The word obey comes from an Old English word meaning “to listen to” and relates to the word submit, or to put oneself under something. The Greek word peitho means to be persuaded or influenced and is the word Paul uses in his letter to the Galatians when they are being influenced by something other than God. “Who did hinder you that ye should not obey the truth?” (Galatians 5:7 , cit. 13). We are either submitting to the infinite view of Truth or to the mortal ego—a limited view. And only one way will help us, as Mary Baker Eddy explains in Science and Health with Key to the Scriptures: “Obedience to Truth gives man power and strength. Submission to error superinduces loss of power” (p. 183 , cit. 29).

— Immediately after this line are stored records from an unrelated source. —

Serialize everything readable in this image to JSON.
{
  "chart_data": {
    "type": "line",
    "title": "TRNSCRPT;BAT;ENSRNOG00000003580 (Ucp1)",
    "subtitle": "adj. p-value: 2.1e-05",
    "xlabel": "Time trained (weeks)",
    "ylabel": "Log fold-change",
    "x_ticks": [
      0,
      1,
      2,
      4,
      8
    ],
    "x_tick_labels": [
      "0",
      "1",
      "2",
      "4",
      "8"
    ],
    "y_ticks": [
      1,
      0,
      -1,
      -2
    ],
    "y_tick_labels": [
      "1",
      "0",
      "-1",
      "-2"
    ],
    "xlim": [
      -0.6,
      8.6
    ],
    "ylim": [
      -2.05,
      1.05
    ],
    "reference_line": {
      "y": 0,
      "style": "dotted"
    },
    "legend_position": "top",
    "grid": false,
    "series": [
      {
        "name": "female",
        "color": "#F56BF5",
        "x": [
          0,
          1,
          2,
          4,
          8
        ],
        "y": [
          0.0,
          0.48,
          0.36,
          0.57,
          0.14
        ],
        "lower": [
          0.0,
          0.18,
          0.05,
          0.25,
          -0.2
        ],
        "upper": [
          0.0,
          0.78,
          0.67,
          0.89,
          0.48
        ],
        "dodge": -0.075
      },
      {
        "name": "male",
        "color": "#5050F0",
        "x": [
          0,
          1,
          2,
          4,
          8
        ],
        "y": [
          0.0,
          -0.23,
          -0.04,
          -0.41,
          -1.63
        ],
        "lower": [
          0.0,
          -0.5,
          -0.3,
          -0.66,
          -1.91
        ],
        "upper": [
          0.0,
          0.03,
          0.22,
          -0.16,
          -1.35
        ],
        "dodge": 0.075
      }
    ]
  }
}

The Gospel of John, probably written about 30–40 years after Paul’s letters, tells of a crippled man sitting by the pool of Bethesda, waiting for healing (see Section 5, cit. 21). He hoped someone would put him in the water after it was stirred by an angel, before anyone else got this shot at being healed. The man was persuaded by this common belief that this was his only hope. Since he couldn’t reach the water when it was stirred, he was never healed. But when he encountered Christ Jesus, who submitted to spiritual law, he was healed. In the light of divine Truth, it was never too late for the man to be healed.

In sum, these stories teach that obedience to Truth is freedom from ego-based thinking—such as doubt, fear, and pride—and that freedom allows us to soar. “Truth makes man free” (Science and Health, p. 225 , cit. 23).